CA Paris, Pôle 5 ch. 5, 14 juin 2018, n° 16-12507
PARIS
Arrêt
Confirmation
PARTIES
Demandeur :
Made In (SARL)
Défendeur :
Umbra BV (Sté)
COMPOSITION DE LA JURIDICTION
Président :
M. Birolleau
Conseillers :
Mmes Schaller, du Besset
Avocats :
Mes Ribaut, Teytaud, Fournier
FAITS ET PROCÉDURE :
Le 2 janvier 2006, la société Umbra, filiale néerlandaise d'une société de droit canadien fabricant d'objets de décoration et d'ameublement, a conclu avec la société Made In un contrat de coopération commerciale à durée indéterminée visant à promouvoir la diffusion de la marque Umbra en France. Ce contrat portait sur la région parisienne et la région Nord-Ouest : Ile-de-France, Haute et Basse Normandie, Centre, Pays de Loire, Bretagne.
Les relations, entre les parties, s'étant dégradées à partir de 2011 - Umbra faisant état de plusieurs ordres de griefs à l'encontre de Made In sur la relation client de Made In, sur l'insuffisance de l'organisation générale et sur les mauvaises relations entretenues avec Umbra - la société Umbra a, par courrier du 17 février 2012, rompu le contrat qui la liait à Made In.

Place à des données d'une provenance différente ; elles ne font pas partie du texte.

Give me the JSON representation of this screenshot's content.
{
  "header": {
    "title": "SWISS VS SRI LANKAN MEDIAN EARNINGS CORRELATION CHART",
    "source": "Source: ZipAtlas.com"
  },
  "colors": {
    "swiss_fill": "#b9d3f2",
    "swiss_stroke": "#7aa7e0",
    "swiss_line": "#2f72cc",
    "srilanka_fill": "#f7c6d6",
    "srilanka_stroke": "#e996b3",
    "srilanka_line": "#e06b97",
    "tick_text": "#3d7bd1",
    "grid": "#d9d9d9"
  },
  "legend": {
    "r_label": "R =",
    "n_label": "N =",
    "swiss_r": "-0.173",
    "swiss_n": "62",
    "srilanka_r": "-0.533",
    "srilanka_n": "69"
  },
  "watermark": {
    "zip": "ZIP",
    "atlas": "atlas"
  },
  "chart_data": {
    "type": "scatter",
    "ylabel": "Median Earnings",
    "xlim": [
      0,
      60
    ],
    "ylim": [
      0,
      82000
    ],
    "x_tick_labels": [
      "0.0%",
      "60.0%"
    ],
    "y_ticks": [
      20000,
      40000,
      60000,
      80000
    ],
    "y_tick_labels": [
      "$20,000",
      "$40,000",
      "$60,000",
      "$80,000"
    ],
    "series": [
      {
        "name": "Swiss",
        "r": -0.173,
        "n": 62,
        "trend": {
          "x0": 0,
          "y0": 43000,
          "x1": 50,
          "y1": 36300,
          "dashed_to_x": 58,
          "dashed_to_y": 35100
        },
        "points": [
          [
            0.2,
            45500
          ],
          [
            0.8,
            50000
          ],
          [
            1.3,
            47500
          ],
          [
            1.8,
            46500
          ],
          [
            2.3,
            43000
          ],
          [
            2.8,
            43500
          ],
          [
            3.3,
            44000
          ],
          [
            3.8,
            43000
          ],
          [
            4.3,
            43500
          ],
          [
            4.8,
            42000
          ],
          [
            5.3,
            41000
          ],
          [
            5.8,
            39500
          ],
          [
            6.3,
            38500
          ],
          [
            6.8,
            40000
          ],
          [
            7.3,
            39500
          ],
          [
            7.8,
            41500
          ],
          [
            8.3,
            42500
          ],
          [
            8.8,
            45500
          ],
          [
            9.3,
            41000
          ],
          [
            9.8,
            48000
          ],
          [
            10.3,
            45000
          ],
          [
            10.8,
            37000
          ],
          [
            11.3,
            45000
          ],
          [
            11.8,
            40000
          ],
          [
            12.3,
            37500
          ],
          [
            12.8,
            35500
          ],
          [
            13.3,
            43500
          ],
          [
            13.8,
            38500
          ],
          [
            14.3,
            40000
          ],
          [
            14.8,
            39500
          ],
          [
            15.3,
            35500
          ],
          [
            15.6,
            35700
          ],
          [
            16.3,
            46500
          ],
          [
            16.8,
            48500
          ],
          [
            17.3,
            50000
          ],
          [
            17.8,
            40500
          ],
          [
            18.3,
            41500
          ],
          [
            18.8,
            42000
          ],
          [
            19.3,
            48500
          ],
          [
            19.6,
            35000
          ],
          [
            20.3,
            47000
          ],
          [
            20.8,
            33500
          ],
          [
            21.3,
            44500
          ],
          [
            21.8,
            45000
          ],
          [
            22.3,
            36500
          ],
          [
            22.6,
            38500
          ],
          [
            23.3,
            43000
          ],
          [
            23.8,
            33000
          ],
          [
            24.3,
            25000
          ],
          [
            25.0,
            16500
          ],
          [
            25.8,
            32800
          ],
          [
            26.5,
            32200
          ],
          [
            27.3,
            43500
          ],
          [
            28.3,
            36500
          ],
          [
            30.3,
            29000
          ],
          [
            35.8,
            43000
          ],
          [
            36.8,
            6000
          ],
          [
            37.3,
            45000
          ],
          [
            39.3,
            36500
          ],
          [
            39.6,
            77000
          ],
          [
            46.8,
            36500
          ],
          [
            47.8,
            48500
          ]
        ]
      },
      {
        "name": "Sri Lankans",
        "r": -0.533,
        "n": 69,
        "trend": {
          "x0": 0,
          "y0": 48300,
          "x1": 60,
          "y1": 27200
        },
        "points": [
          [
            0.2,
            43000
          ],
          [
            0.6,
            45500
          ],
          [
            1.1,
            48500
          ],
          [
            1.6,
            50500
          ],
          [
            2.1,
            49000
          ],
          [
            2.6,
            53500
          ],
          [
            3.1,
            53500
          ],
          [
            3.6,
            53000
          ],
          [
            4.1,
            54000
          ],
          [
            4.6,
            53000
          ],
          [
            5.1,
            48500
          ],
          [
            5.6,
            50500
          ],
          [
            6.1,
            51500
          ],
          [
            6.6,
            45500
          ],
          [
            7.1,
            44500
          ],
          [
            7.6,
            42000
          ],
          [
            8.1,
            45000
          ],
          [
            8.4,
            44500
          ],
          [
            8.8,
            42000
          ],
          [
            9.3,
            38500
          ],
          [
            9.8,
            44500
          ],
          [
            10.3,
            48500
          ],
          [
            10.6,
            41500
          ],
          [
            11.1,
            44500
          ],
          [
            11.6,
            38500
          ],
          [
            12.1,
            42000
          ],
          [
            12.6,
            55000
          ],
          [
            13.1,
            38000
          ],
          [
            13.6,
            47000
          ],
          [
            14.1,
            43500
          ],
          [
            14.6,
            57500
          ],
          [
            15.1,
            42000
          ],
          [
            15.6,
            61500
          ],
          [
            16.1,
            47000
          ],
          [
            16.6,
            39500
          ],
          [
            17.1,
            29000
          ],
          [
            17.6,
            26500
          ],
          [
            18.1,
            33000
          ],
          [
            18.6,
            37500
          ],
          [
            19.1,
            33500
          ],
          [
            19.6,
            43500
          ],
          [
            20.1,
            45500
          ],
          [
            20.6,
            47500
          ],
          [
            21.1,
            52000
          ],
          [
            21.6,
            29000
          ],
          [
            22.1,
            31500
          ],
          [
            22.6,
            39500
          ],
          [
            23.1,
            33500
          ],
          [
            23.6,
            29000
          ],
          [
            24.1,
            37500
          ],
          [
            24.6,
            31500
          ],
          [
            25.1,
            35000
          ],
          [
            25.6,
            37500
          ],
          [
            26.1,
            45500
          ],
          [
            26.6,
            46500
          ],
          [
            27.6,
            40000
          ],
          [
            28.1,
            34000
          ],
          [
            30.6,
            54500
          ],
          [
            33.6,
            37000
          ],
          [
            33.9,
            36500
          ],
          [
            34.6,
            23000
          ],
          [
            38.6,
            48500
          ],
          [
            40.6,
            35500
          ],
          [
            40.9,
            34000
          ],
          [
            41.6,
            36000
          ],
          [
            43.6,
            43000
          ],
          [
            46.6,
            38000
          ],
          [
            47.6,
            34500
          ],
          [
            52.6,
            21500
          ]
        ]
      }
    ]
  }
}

En février 2013, la société Made In a indiqué à la société Umbra qu'elle entendait se prévaloir des dispositions de l'article L. 134-12 du Code de commerce à la suite de la rupture de leurs relations commerciales, ce dont la société Umbra a contesté le bien fondé.
Par acte du 13 juin 2013, la SARL Made In a assigné la société Umbra BV devant le Tribunal de commerce de Paris qui, par jugement rendu le 11 mai 2016, a :
- écarté l'application du statut d'agent commercial et du mandat d'intérêt commun et débouté la société Made In de toutes ses demandes ;
- condamné la société Made In à payer à la société Umbra BV la somme de 4 000 euros au titre de l'article 700 du Code de procédure civile, déboutant au surplus, ainsi qu'aux dépens ;
- ordonné l'exécution provisoire.
Vu l'appel interjeté le 6 juin 2016 par la société Made In ;
PRÉTENTIONS DES PARTIES :
La société Made In, par conclusions signifiées le 22 mars 2018, demande, au visa des articles 1103 et 1104 anciens et 1984 et suivants du Code civil, L. 134-1 et suivants du Code de commerce, de :
A titre principal,
- infirmer en totalité le jugement rendu le 11 mai 2016 par le Tribunal de commerce de Paris ;
Statuant à nouveau,
- dire que les relations contractuelles de la société Made In avec la société Umbra étaient soumises au statut des agents commerciaux défini par les articles L. 134-1 et suivants du Code de commerce ;
- constater la rupture au 17 février 2012 par la société Umbra des conventions d'agent commercial conclues avec la société Made In ;
A titre subsidiaire,
- dire que les relations contractuelles de la société Made In avec la société Umbra relèvent d'un mandat d'intérêt commun ;
- constater la rupture au 17 février 2012 par la société Umbra de ce mandat d'intérêt commun conclu avec la société Made In ;
- condamner la société Umbra à verser à la société Made In la somme de 605 762 euros à titre d'indemnité de cessation de contrat, calculée sur la base des commissions brutes des deux dernières années précédant la rupture ;
- assortir cette indemnité d'un intérêt au taux légal à compter de la date de l'assignation avec capitalisation des intérêts conformément à l'article 1154 ancien du Code civil ;
- condamner la société Umbra à verser à la société Made In la somme correspondant à l'impôt sur les sociétés applicable à l'indemnité de clientèle, à parfaire selon le barème applicable à la société Made In au jour du prononcer du jugement ;
- condamner la société Umbra à verser à la société Made In une somme de 13 000 euros au titre de l'article 700 du Code de procédure civile ainsi qu'aux entiers dépens.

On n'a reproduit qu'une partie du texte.